Dem Beschwerdevorbringen lassen sich keine Gesichtspunkte entnehmen, die der Erörterung in einem Revisionsverfahren bedürften. Es liegt auf der Hand, daß sich aus der Gegenüberstellung der Absätze 3 und 4 des § 30 AuslG nichts für die von den Klägern vertretene Auffassung ergibt. Inwiefern es mit der Menschenwürde unvereinbar sein könnte, daß Ausländer, die sich wie hier seit Jahren nicht darum bemühen, gegebene Möglichkeiten zur Ausreise wahrzunehmen, keinen Aufenthaltstitel für einen legalen Aufenthalt erhalten, macht die Beschwerdebegründung nicht entsprechend § 133 Abs. 3 Satz 3 VwGO ersichtlich. Etwaige Nachteile bei einer Ausreise, die sich für die Kläger infolge der Dauer ihres Aufenthalts im Bundesgebiet ergeben, sind darauf zurückzuführen, daß sie ihrer Obliegenheit, sich um die Beseitigung des Abschiebungshindernisses zu kümmern, nicht nachgekommen sind. Daß das Übereinkommen vom 28. September 1954 über die Rechtsstellung der Staatenlosen auch dann anwendbar ist, wenn der Staatenlose die Möglichkeit hat, seine frühere Staatsangehörigkeit wiederzuerlangen und so seine Staatenlosigkeit zu beseitigen (vgl.

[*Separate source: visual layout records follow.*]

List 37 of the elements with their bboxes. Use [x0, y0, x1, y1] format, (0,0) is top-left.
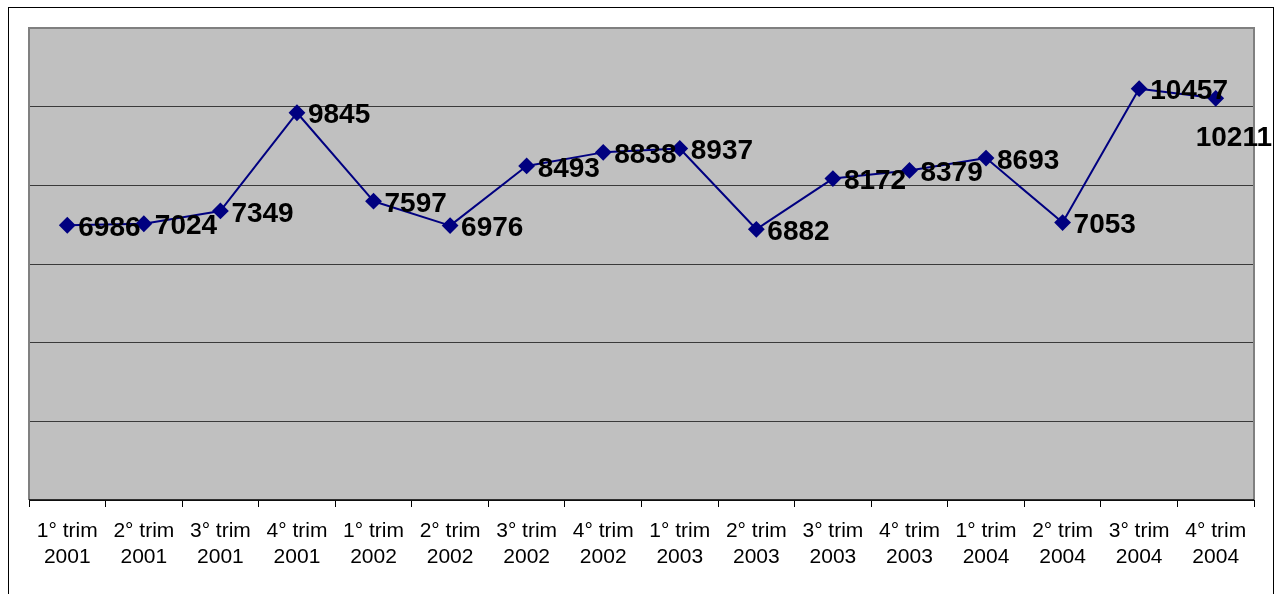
x-tick-label: 3° trim 2004 — [1108, 517, 1170, 568]
data-label: 6976 — [461, 211, 524, 243]
data-label: 10211 — [1195, 121, 1273, 153]
data-label: 7024 — [154, 209, 218, 241]
x-tick-label: 1° trim 2002 — [343, 517, 404, 568]
point — [1054, 214, 1071, 231]
data-label: 7053 — [1073, 208, 1136, 240]
x-tick-label: 2° trim 2004 — [1032, 517, 1094, 568]
x-tick-label: 2° trim 2002 — [419, 517, 481, 568]
x-tick-label: 3° trim 2003 — [802, 517, 864, 568]
point — [59, 217, 76, 234]
x-tick-label: 2° trim 2003 — [725, 517, 787, 568]
data-label: 7349 — [231, 196, 294, 228]
point — [518, 157, 535, 174]
x-tick-label: 3° trim 2002 — [496, 517, 558, 568]
x-tick-label: 1° trim 2003 — [649, 517, 711, 568]
data-label: 6882 — [767, 215, 830, 247]
point — [365, 193, 382, 210]
data-label: 9845 — [307, 98, 371, 130]
x-tick-label: 4° trim 2001 — [266, 517, 328, 568]
x-tick-label: 1° trim 2004 — [955, 517, 1017, 568]
point — [288, 104, 305, 121]
point — [442, 217, 459, 234]
x-tick-label: 3° trim 2001 — [189, 517, 251, 568]
point — [1131, 80, 1148, 97]
data-label: 8693 — [997, 143, 1060, 175]
point — [824, 170, 841, 187]
point — [748, 221, 765, 238]
data-label: 8379 — [920, 156, 983, 188]
x-tick-label: 2° trim 2001 — [113, 517, 175, 568]
x-tick-label: 4° trim 2004 — [1185, 517, 1247, 568]
data-label: 7597 — [384, 186, 447, 218]
x-tick-label: 4° trim 2003 — [879, 517, 940, 568]
x-tick-label: 4° trim 2002 — [572, 517, 634, 568]
data-label: 8937 — [690, 134, 754, 166]
data-label: 8493 — [537, 151, 600, 183]
x-tick-label: 1° trim 2001 — [36, 517, 98, 568]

Urteil vom 16. Juli 1996, a.a.O., S. 299), ist für die hier in Rede stehende aufenthaltsrechtliche Beurteilung ohne Bedeutung. Das ist ebenfalls nicht klärungsbedürftig (Urteil vom 24. November 1998, a.a.O.).

13

3.

Die Kostenentscheidung beruht auf § 154 Abs. 2, § 159 VwGO.

Streitwertbeschluss:

Der Wert des Streitgegenstandes wird für das Beschwerdeverfahren auf 16 000 DM festgesetzt. Die Streitwertfestsetzung folgt aus § 13 Abs. 1 Satz 2 GKG in Verbindung mit einer entsprechenden Anwendung des § 5 ZPO.